?
К задаче автоматической лексико-грамматической разметки старорусского корпуса XV-XVII вв.
The paper discusses two approaches to the automatic lexico-grammatical tagging of the Middle Russian texts (1400–1700), included in the Russian National Corpus (RNC). The task is to assign each token a part of speech label, a tuple of grammatical features, and a lemma (without disambiguation). Middle Russian combines, on the one hand, features of the earlier state of the grammatical system, including aorist and imperfect verb forms, the dual number, a number of archaic inflectional paradigms, and, on the other hand, features of modern Russian inflectional morphology. In lexicon, we can see the same mix of Old Russian and Modern Russian lemmas. Moreover, the texts can contain Church Slavonic and dialectal forms. Absence of a standardised orthography and absence of a standard variant pose even more challenges to processing Middle Russian texts. The first approach is based on writing an electronic dictionary of Old Russian and building a module to handle spelling inconsistency.
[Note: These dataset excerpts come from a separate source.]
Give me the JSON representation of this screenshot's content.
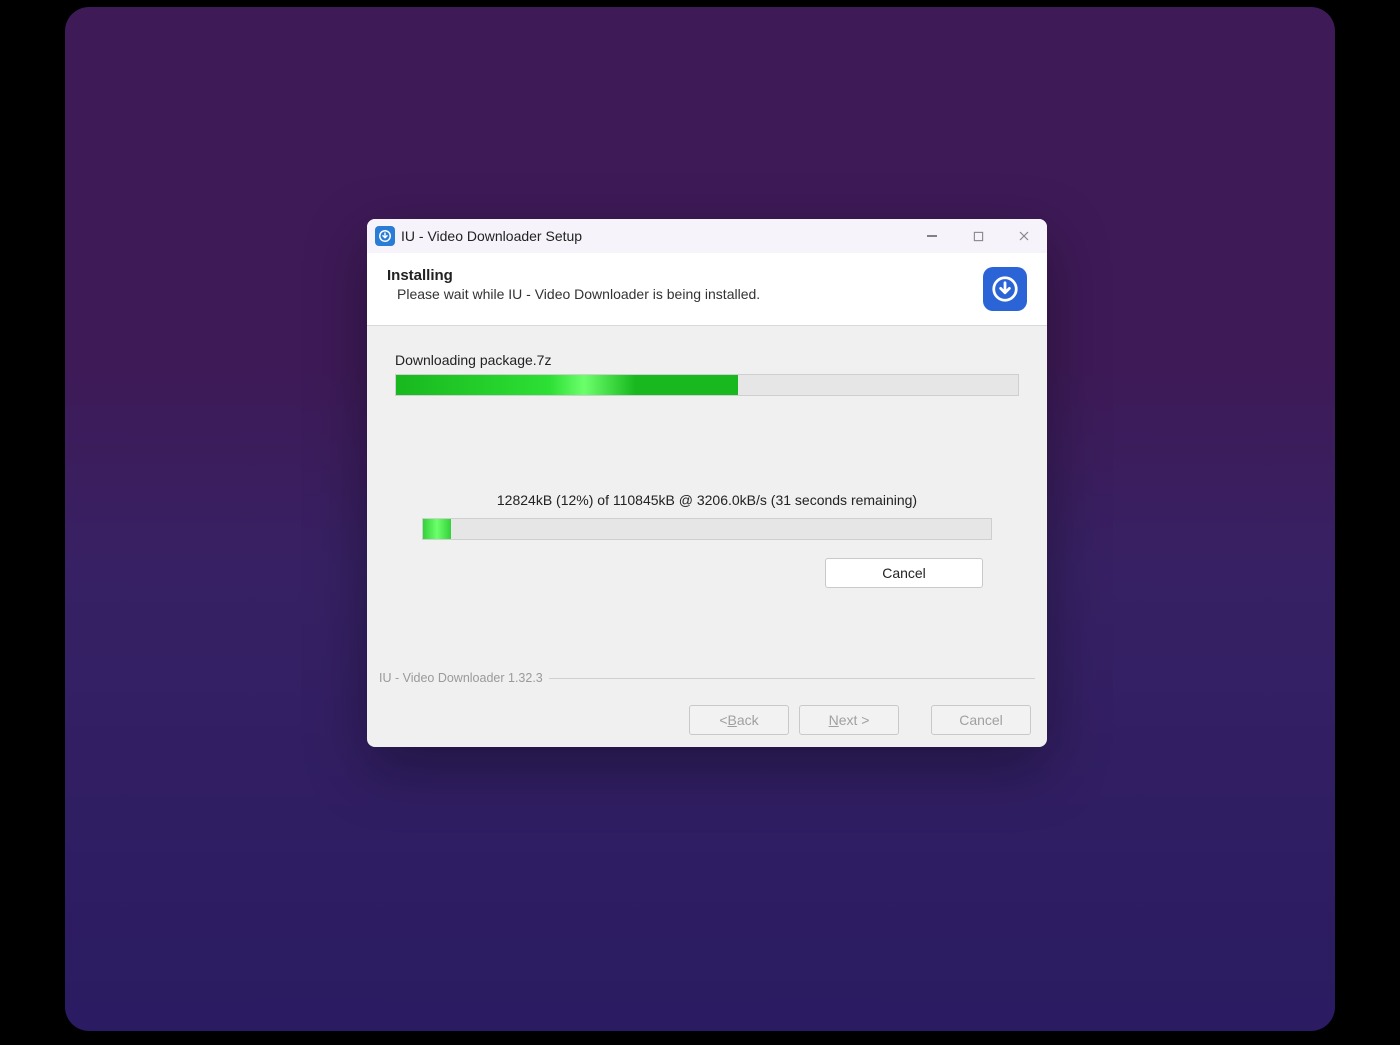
{
  "window": {
    "title": "IU - Video Downloader Setup"
  },
  "header": {
    "title": "Installing",
    "subtitle": "Please wait while IU - Video Downloader is being installed."
  },
  "download": {
    "task_label": "Downloading package.7z",
    "main_progress_percent": 55,
    "status_line": "12824kB (12%) of 110845kB @ 3206.0kB/s (31 seconds remaining)",
    "sub_progress_percent": 5,
    "cancel_label": "Cancel"
  },
  "footer": {
    "brand": "IU - Video Downloader 1.32.3",
    "back_prefix": "< ",
    "back_mnemonic": "B",
    "back_suffix": "ack",
    "next_mnemonic": "N",
    "next_suffix": "ext >",
    "cancel_label": "Cancel"
  }
}
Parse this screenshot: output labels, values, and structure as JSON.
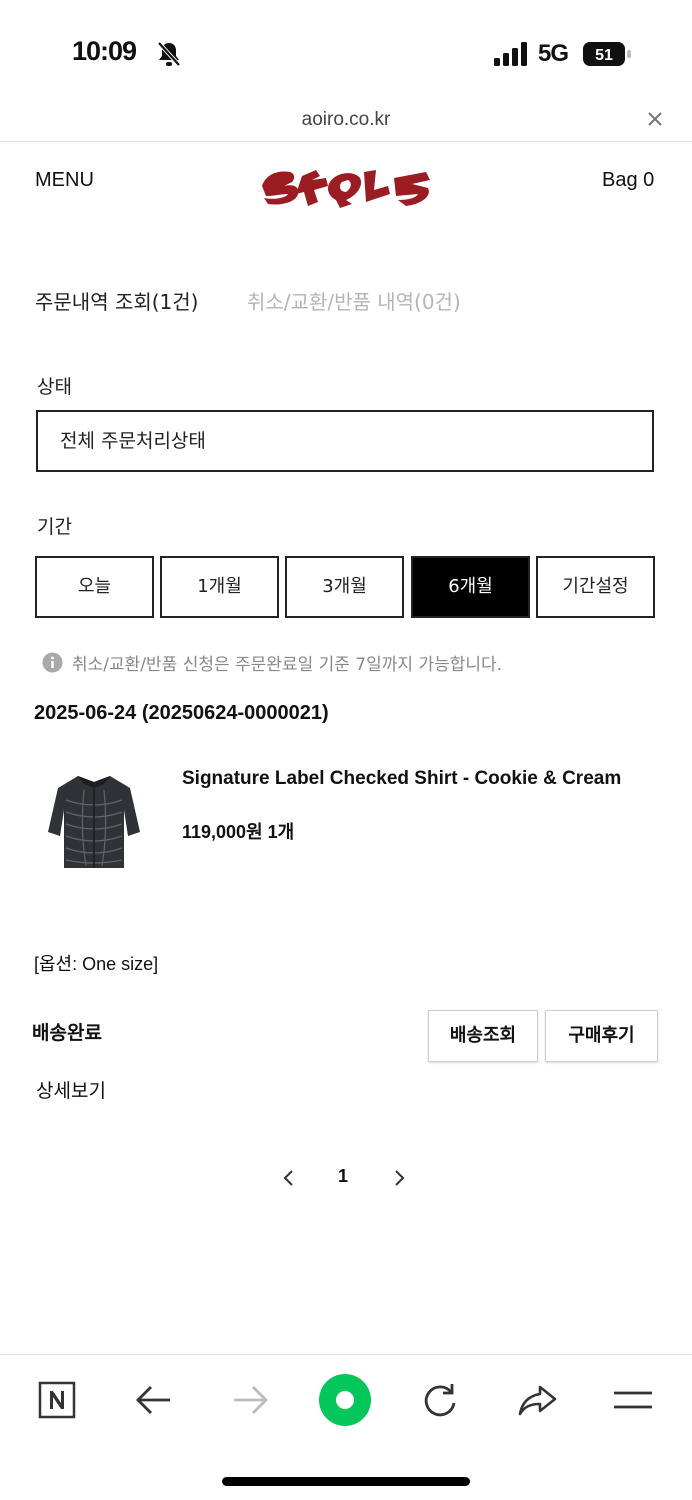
{
  "status_bar": {
    "time": "10:09",
    "network": "5G",
    "battery": "51"
  },
  "url_bar": {
    "domain": "aoiro.co.kr"
  },
  "header": {
    "menu_label": "MENU",
    "bag_label": "Bag 0",
    "logo_color": "#9b1c22"
  },
  "tabs": {
    "orders": "주문내역 조회(1건)",
    "cancel": "취소/교환/반품 내역(0건)"
  },
  "filters": {
    "status_label": "상태",
    "status_value": "전체 주문처리상태",
    "period_label": "기간",
    "periods": [
      "오늘",
      "1개월",
      "3개월",
      "6개월",
      "기간설정"
    ],
    "active_period": "6개월"
  },
  "notice": "취소/교환/반품 신청은 주문완료일 기준 7일까지 가능합니다.",
  "order": {
    "date_number": "2025-06-24 (20250624-0000021)",
    "product_name": "Signature Label Checked Shirt - Cookie & Cream",
    "price_qty": "119,000원 1개",
    "option": "[옵션: One size]",
    "status": "배송완료",
    "tracking_button": "배송조회",
    "review_button": "구매후기",
    "detail_link": "상세보기"
  },
  "pagination": {
    "current_page": "1"
  },
  "toolbar": {
    "accent_color": "#03c75a"
  }
}
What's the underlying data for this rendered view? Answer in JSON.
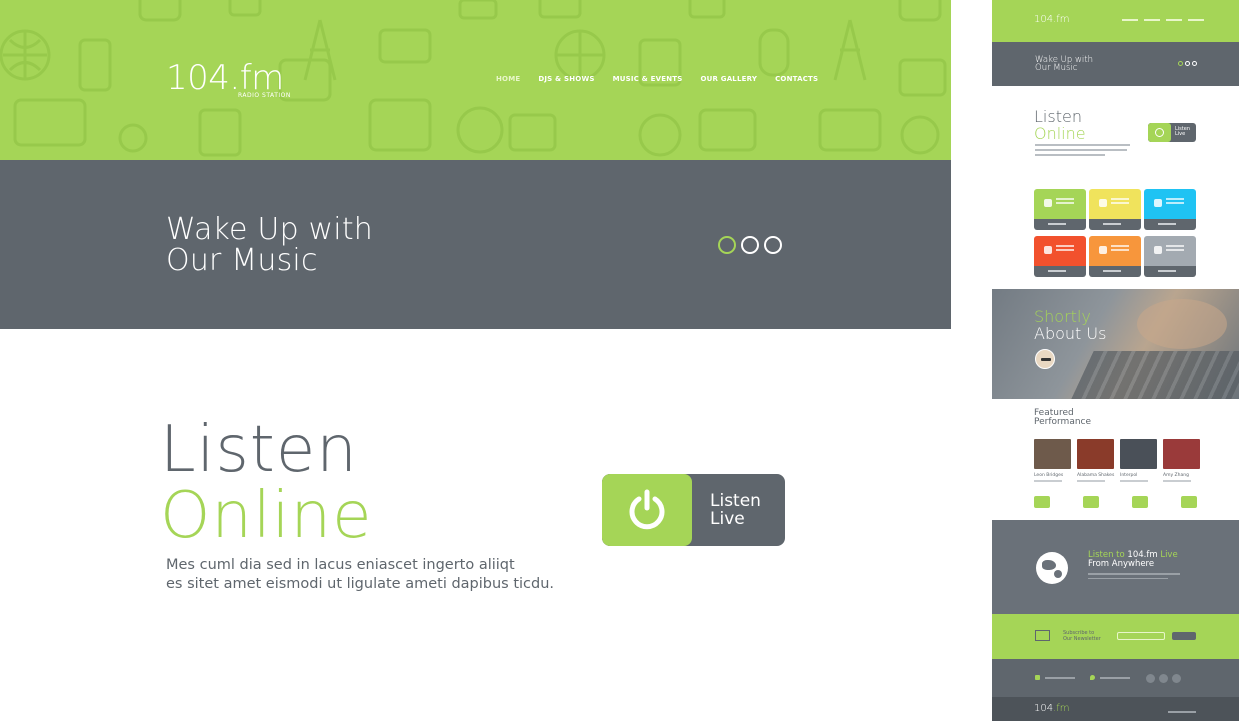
{
  "colors": {
    "accent": "#a5d557",
    "slate": "#5f666d",
    "white": "#ffffff"
  },
  "brand": {
    "logo_main": "104",
    "logo_dot": ".fm",
    "logo_sub": "RADIO STATION"
  },
  "nav": {
    "items": [
      {
        "label": "HOME",
        "active": true
      },
      {
        "label": "DJS & SHOWS",
        "active": false
      },
      {
        "label": "MUSIC & EVENTS",
        "active": false
      },
      {
        "label": "OUR GALLERY",
        "active": false
      },
      {
        "label": "CONTACTS",
        "active": false
      }
    ]
  },
  "slider": {
    "line1": "Wake Up with",
    "line2": "Our Music",
    "dots": 3,
    "active_dot": 1
  },
  "listen": {
    "title_line1": "Listen",
    "title_line2": "Online",
    "desc_line1": "Mes cuml dia sed in lacus eniascet ingerto aliiqt",
    "desc_line2": "es sitet amet eismodi ut ligulate ameti dapibus ticdu.",
    "button_line1": "Listen",
    "button_line2": "Live",
    "button_icon": "power-icon"
  },
  "thumbnail": {
    "logo": "104.fm",
    "slider_line1": "Wake Up with",
    "slider_line2": "Our Music",
    "listen_line1": "Listen",
    "listen_line2": "Online",
    "listen_btn_line1": "Listen",
    "listen_btn_line2": "Live",
    "tiles": [
      {
        "color": "#a5d557",
        "icon": "play-icon"
      },
      {
        "color": "#f0e35c",
        "icon": "facebook-icon"
      },
      {
        "color": "#1fc3f3",
        "icon": "news-icon"
      },
      {
        "color": "#f2512d",
        "icon": "phone-icon"
      },
      {
        "color": "#f7963c",
        "icon": "group-icon"
      },
      {
        "color": "#a3aab1",
        "icon": "share-icon"
      }
    ],
    "about_line1": "Shortly",
    "about_line2": "About Us",
    "featured_line1": "Featured",
    "featured_line2": "Performance",
    "performers": [
      {
        "name": "Leon Bridges",
        "color": "#6e5a4b"
      },
      {
        "name": "Alabama Shakes",
        "color": "#8a3b2a"
      },
      {
        "name": "Interpol",
        "color": "#4a5058"
      },
      {
        "name": "Amy Zhang",
        "color": "#9a3a3a"
      }
    ],
    "world_pre": "Listen to ",
    "world_brand": "104.fm",
    "world_post": " Live",
    "world_line2": "From Anywhere",
    "subscribe_line1": "Subscribe to",
    "subscribe_line2": "Our Newsletter",
    "bottom_logo_a": "104",
    "bottom_logo_b": ".fm"
  }
}
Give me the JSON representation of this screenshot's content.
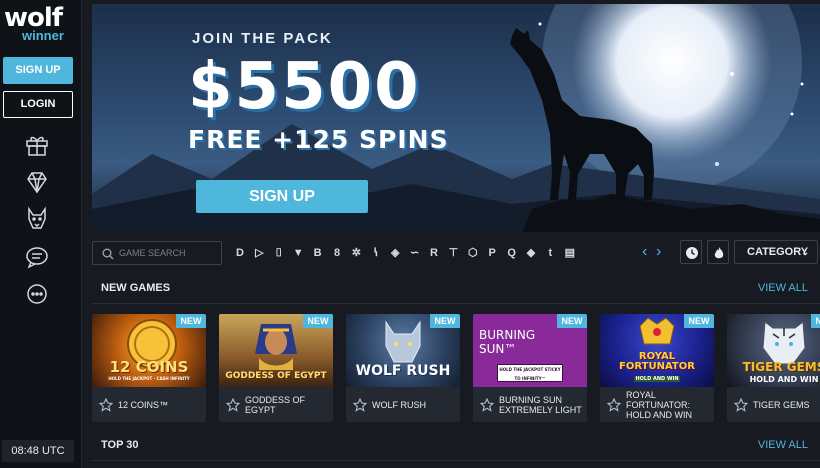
{
  "brand": {
    "name": "wolf",
    "sub": "winner"
  },
  "sidebar": {
    "signup_label": "SIGN UP",
    "login_label": "LOGIN",
    "icons": [
      "gift-icon",
      "diamond-icon",
      "wolf-icon",
      "chat-icon",
      "more-icon"
    ],
    "clock": "08:48 UTC"
  },
  "banner": {
    "join_text": "JOIN THE PACK",
    "amount": "$5500",
    "free_spins": "FREE +125 SPINS",
    "signup_label": "SIGN UP"
  },
  "toolbar": {
    "search_placeholder": "GAME SEARCH",
    "providers": [
      "D",
      "▷",
      "⌷",
      "▼",
      "B",
      "8",
      "✲",
      "ꝇ",
      "◈",
      "∽",
      "R",
      "⊤",
      "⬡",
      "P",
      "Q",
      "◆",
      "t",
      "▤"
    ],
    "category_label": "CATEGORY"
  },
  "new_games": {
    "title": "NEW GAMES",
    "view_all": "VIEW ALL",
    "badge": "NEW",
    "items": [
      {
        "name": "12 COINS™",
        "art": "12 COINS",
        "art_sub": "HOLD THE JACKPOT · CASH INFINITY"
      },
      {
        "name": "GODDESS OF EGYPT",
        "art": "GODDESS OF EGYPT",
        "art_sub": ""
      },
      {
        "name": "WOLF RUSH",
        "art": "WOLF RUSH",
        "art_sub": ""
      },
      {
        "name": "BURNING SUN EXTREMELY LIGHT",
        "art": "BURNING SUN™",
        "art_sub": "HOLD THE JACKPOT STICKY TO INFINITY™"
      },
      {
        "name": "ROYAL FORTUNATOR: HOLD AND WIN",
        "art": "ROYAL FORTUNATOR",
        "art_sub": "HOLD AND WIN"
      },
      {
        "name": "TIGER GEMS",
        "art": "TIGER GEMS",
        "art_sub": "HOLD AND WIN"
      }
    ]
  },
  "top30": {
    "title": "TOP 30",
    "view_all": "VIEW ALL"
  },
  "colors": {
    "accent": "#4fb6dc",
    "bg": "#171a21",
    "sidebar": "#0f1217"
  }
}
In the absence of open electronic resources for Middle Russian morphology, an electronic dictionary of Church Slavonic was expanded and adapted to Middle Russian. The paper describes the steps required to change nominal and verbal entries in this dictionary. We follow the principle of «a wider expansion» which presupposes that the analyser is allowed to generate as many annotations as possible so that at least one annotation would be correct. The second approach uses, firstly, an existing Modern Russian tagger supplemented by the module reducing spelling variation, and secondly, a database of lexico-grammatical annotations retrieved from the Diachronic corpus of the RNC. We evaluate the output of both analysers against a manually annotated test data. We also discuss the benchmark scores and outline future prospects for the development of the Middle Russian taggers.